| Ramón Casares e Ignasi Álvarez
Elecciones en Catalunya.
Un gobierno “catalanista y progresista”
(Página Abierta, 144, enero de 2004)
Los resultados electorales del 16 de diciembre en Catalunya supusieron una acentuación de las tendencias que ya habían aparecido en los escenarios electorales anteriores. El declinar de Convergencia i Unió (CiU) viene de lejos, y ya en las anteriores elecciones autonómicas y en las recientes municipales se situó en el límite del no retorno.
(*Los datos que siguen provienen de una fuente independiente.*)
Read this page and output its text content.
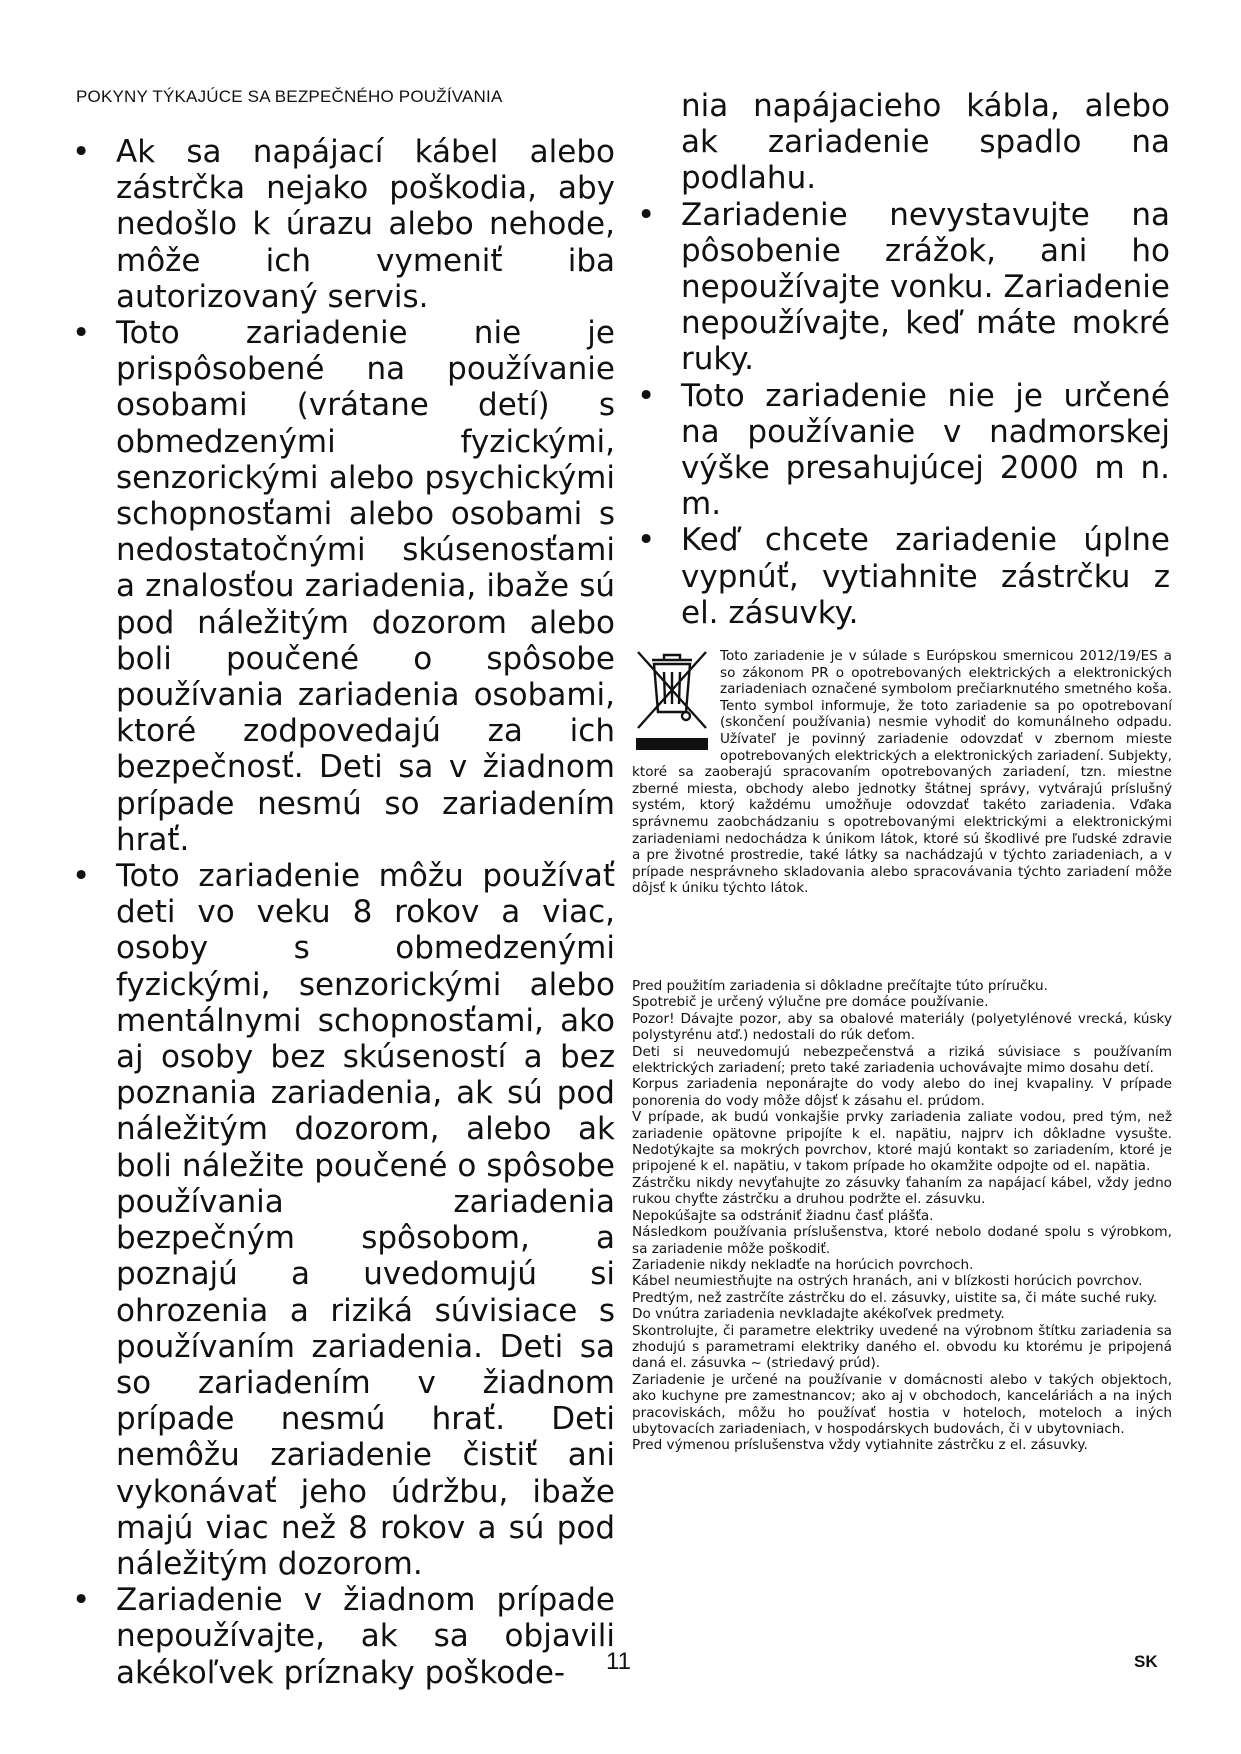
POKYNY TÝKAJÚCE SA BEZPEČNÉHO POUŽÍVANIA
• Ak sa napájací kábel alebo zástrčka nejako poškodia, aby nedošlo k úrazu alebo nehode, môže ich vymeniť iba autorizovaný servis.
• Toto zariadenie nie je prispôsobené na používanie osobami (vrátane detí) s obmedzenými fyzickými, senzorickými alebo psychickými schopnosťami alebo osobami s nedostatočnými skúsenosťami a znalosťou zariadenia, ibaže sú pod náležitým dozorom alebo boli poučené o spôsobe používania zariadenia osobami, ktoré zodpovedajú za ich bezpečnosť. Deti sa v žiadnom prípade nesmú so zariadením hrať.
• Toto zariadenie môžu používať deti vo veku 8 rokov a viac, osoby s obmedzenými fyzickými, senzorickými alebo mentálnymi schopnosťami, ako aj osoby bez skúseností a bez poznania zariadenia, ak sú pod náležitým dozorom, alebo ak boli náležite poučené o spôsobe používania zariadenia bezpečným spôsobom, a poznajú a uvedomujú si ohrozenia a riziká súvisiace s používaním zariadenia. Deti sa so zariadením v žiadnom prípade nesmú hrať. Deti nemôžu zariadenie čistiť ani vykonávať jeho údržbu, ibaže majú viac než 8 rokov a sú pod náležitým dozorom.
• Zariadenie v žiadnom prípade nepoužívajte, ak sa objavili akékoľvek príznaky poškode-

nia napájacieho kábla, alebo ak zariadenie spadlo na podlahu.

• Zariadenie nevystavujte na pôsobenie zrážok, ani ho nepoužívajte vonku. Zariadenie nepoužívajte, keď máte mokré ruky.
• Toto zariadenie nie je určené na používanie v nadmorskej výške presahujúcej 2000 m n. m.
• Keď chcete zariadenie úplne vypnúť, vytiahnite zástrčku z el. zásuvky.

Toto zariadenie je v súlade s Európskou smernicou 2012/19/ES a so zákonom PR o opotrebovaných elektrických a elektronických zariadeniach označené symbolom prečiarknutého smetného koša. Tento symbol informuje, že toto zariadenie sa po opotrebovaní (skončení používania) nesmie vyhodiť do komunálneho odpadu. Užívateľ je povinný zariadenie odovzdať v zbernom mieste opotrebovaných elektrických a elektronických zariadení. Subjekty, ktoré sa zaoberajú spracovaním opotrebovaných zariadení, tzn. miestne zberné miesta, obchody alebo jednotky štátnej správy, vytvárajú príslušný systém, ktorý každému umožňuje odovzdať takéto zariadenia. Vďaka správnemu zaobchádzaniu s opotrebovanými elektrickými a elektronickými zariadeniami nedochádza k únikom látok, ktoré sú škodlivé pre ľudské zdravie a pre životné prostredie, také látky sa nachádzajú v týchto zariadeniach, a v prípade nesprávneho skladovania alebo spracovávania týchto zariadení môže dôjsť k úniku týchto látok.

Pred použitím zariadenia si dôkladne prečítajte túto príručku.

Spotrebič je určený výlučne pre domáce používanie.

Pozor! Dávajte pozor, aby sa obalové materiály (polyetylénové vrecká, kúsky polystyrénu atď.) nedostali do rúk deťom.

Deti si neuvedomujú nebezpečenstvá a riziká súvisiace s používaním elektrických zariadení; preto také zariadenia uchovávajte mimo dosahu detí.

Korpus zariadenia neponárajte do vody alebo do inej kvapaliny. V prípade ponorenia do vody môže dôjsť k zásahu el. prúdom.

V prípade, ak budú vonkajšie prvky zariadenia zaliate vodou, pred tým, než zariadenie opätovne pripojíte k el. napätiu, najprv ich dôkladne vysušte. Nedotýkajte sa mokrých povrchov, ktoré majú kontakt so zariadením, ktoré je pripojené k el. napätiu, v takom prípade ho okamžite odpojte od el. napätia.

Zástrčku nikdy nevyťahujte zo zásuvky ťahaním za napájací kábel, vždy jedno rukou chyťte zástrčku a druhou podržte el. zásuvku.

Nepokúšajte sa odstrániť žiadnu časť plášťa.

Následkom používania príslušenstva, ktoré nebolo dodané spolu s výrobkom, sa zariadenie môže poškodiť.

Zariadenie nikdy nekladťe na horúcich povrchoch.

Kábel neumiestňujte na ostrých hranách, ani v blízkosti horúcich povrchov.

Predtým, než zastrčíte zástrčku do el. zásuvky, uistite sa, či máte suché ruky.

Do vnútra zariadenia nevkladajte akékoľvek predmety.

Skontrolujte, či parametre elektriky uvedené na výrobnom štítku zariadenia sa zhodujú s parametrami elektriky daného el. obvodu ku ktorému je pripojená daná el. zásuvka ~ (striedavý prúd).

Zariadenie je určené na používanie v domácnosti alebo v takých objektoch, ako kuchyne pre zamestnancov; ako aj v obchodoch, kanceláriách a na iných pracoviskách, môžu ho používať hostia v hoteloch, moteloch a iných ubytovacích zariadeniach, v hospodárskych budovách, či v ubytovniach.

Pred výmenou príslušenstva vždy vytiahnite zástrčku z el. zásuvky.

11	SK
Esto era tan claro, que en los últimos meses, CiU no sólo había roto, como solía, con el PP, sino que también había “emplazado” a una alianza a ERC, aun con el riesgo que supone señalar a los descontentos a quién votar sin perder el alma nacionalista.
Por lo demás, en los temas que se habían impuesto en la agenda electoral (el cambio, tanto generacional como la renovación en la administración de la Generalitat, y la relación con Madrid), la posición de CiU era bastante delicada, y ha jugado sus bazas con un cierto riesgo. Por ejemplo, CiU no ha dudado en poner en el orden del día el cambio generacional. Un capítulo en el que CiU llevaba ventaja sobre el PSC, pero no sobre ERC: todos los dirigentes de primera línea Duran, Puig, Macías, de Gispert son de la generación de Carod y Huguet, pero, excepto Mas, no hay gente más joven, mientras que en ERC sí: Benach, Puigcercós, Portabella... Otro ejemplo, la relación con Madrid: nuevo Estatuto sí, pero relación mutuamente dependiente con el PP por razones que se han acabado entendiendo como mera conveniencia partidista. Todo ello se explica probablemente por un error de cálculo: situando al PSC como casi único enemigo a batir, CiU ha favorecido el voto a ERC.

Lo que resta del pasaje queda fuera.